Lorsqu'il est mis fin, par l'employeur, au contrat en cours ou au terme de la période d'essai définie aux articles L. 1221-19 à L. 1221-24 ou à l'article L. 1242-10 pour les contrats stipulant une période d'essai d'au moins une semaine, le salarié est prévenu dans un délai qui ne peut être inférieur à : 1° Vingt-quatre heures en deçà de huit jours de présence ; 2° Quarante-huit heures entre huit jours et un mois de présence ; 3° Deux semaines après un mois de présence ; 4° Un mois après trois mois de présence. La période d'essai, renouvellement inclus, ne peut être prolongée du fait de la durée du délai de prévenance. Lorsque le délai de prévenance n'a pas été respecté, son inexécution ouvre droit pour le salarié, sauf s'il a commis une faute grave, à une indemnité compensatrice. Cette indemnité est égale au montant des salaires et avantages que le salarié aurait perçus s'il avait accompli son travail jusqu'à l'expiration du délai de prévenance, indemnité compensatrice de congés payés comprise.

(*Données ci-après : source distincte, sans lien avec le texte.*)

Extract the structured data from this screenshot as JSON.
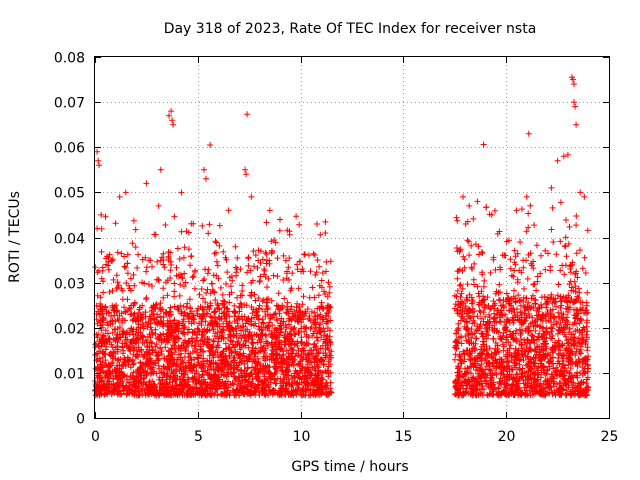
{
  "chart_data": {
    "type": "scatter",
    "title": "Day 318 of 2023, Rate Of TEC Index for receiver nsta",
    "xlabel": "GPS time / hours",
    "ylabel": "ROTI / TECUs",
    "xlim": [
      0,
      25
    ],
    "ylim": [
      0,
      0.08
    ],
    "x_ticks": [
      0,
      5,
      10,
      15,
      20,
      25
    ],
    "x_tick_labels": [
      "0",
      "5",
      "10",
      "15",
      "20",
      "25"
    ],
    "y_ticks": [
      0,
      0.01,
      0.02,
      0.03,
      0.04,
      0.05,
      0.06,
      0.07,
      0.08
    ],
    "y_tick_labels": [
      "0",
      "0.01",
      "0.02",
      "0.03",
      "0.04",
      "0.05",
      "0.06",
      "0.07",
      "0.08"
    ],
    "grid": true,
    "marker": "+",
    "series": [
      {
        "name": "ROTI",
        "color": "#ff0000",
        "segments": [
          {
            "x_range": [
              0.0,
              11.5
            ],
            "typical_range": [
              0.005,
              0.025
            ],
            "upper_spread": 0.045,
            "outliers": [
              [
                0.1,
                0.059
              ],
              [
                0.15,
                0.057
              ],
              [
                0.2,
                0.056
              ],
              [
                0.1,
                0.042
              ],
              [
                0.3,
                0.045
              ],
              [
                1.2,
                0.049
              ],
              [
                1.5,
                0.05
              ],
              [
                2.5,
                0.052
              ],
              [
                3.2,
                0.055
              ],
              [
                3.1,
                0.047
              ],
              [
                3.7,
                0.068
              ],
              [
                3.75,
                0.066
              ],
              [
                3.8,
                0.065
              ],
              [
                3.6,
                0.067
              ],
              [
                4.2,
                0.05
              ],
              [
                5.3,
                0.055
              ],
              [
                5.4,
                0.053
              ],
              [
                5.6,
                0.0605
              ],
              [
                6.5,
                0.046
              ],
              [
                7.3,
                0.055
              ],
              [
                7.35,
                0.054
              ],
              [
                7.4,
                0.0673
              ],
              [
                7.6,
                0.049
              ],
              [
                8.5,
                0.046
              ],
              [
                9.0,
                0.044
              ],
              [
                10.8,
                0.043
              ],
              [
                11.2,
                0.041
              ]
            ]
          },
          {
            "x_range": [
              17.5,
              24.0
            ],
            "typical_range": [
              0.005,
              0.027
            ],
            "upper_spread": 0.048,
            "outliers": [
              [
                17.9,
                0.049
              ],
              [
                18.2,
                0.047
              ],
              [
                18.6,
                0.048
              ],
              [
                18.9,
                0.0606
              ],
              [
                19.3,
                0.045
              ],
              [
                20.5,
                0.046
              ],
              [
                21.0,
                0.049
              ],
              [
                21.1,
                0.063
              ],
              [
                22.2,
                0.051
              ],
              [
                22.5,
                0.057
              ],
              [
                22.8,
                0.058
              ],
              [
                23.0,
                0.0583
              ],
              [
                23.2,
                0.0755
              ],
              [
                23.25,
                0.075
              ],
              [
                23.3,
                0.074
              ],
              [
                23.3,
                0.07
              ],
              [
                23.35,
                0.069
              ],
              [
                23.4,
                0.065
              ],
              [
                23.6,
                0.05
              ],
              [
                23.8,
                0.049
              ]
            ]
          }
        ]
      }
    ]
  }
}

📄 Article L1221-26 du Code du travail

Lorsqu'il est mis fin à la période d'essai par le salarié, celui-ci respecte un délai de prévenance de quarante-huit heures. Ce délai est ramené à vingt-quatre heures si la durée de présence du salarié dans l'entreprise est inférieure à huit jours.

📄 Article L1231-1 du Code du travail

Le contrat de travail à durée indéterminée peut être rompu à l'initiative de l'employeur ou du salarié, ou d'un commun accord, dans les conditions prévues par les dispositions du présent titre. Ces dispositions ne sont pas applicables pendant la période d'essai.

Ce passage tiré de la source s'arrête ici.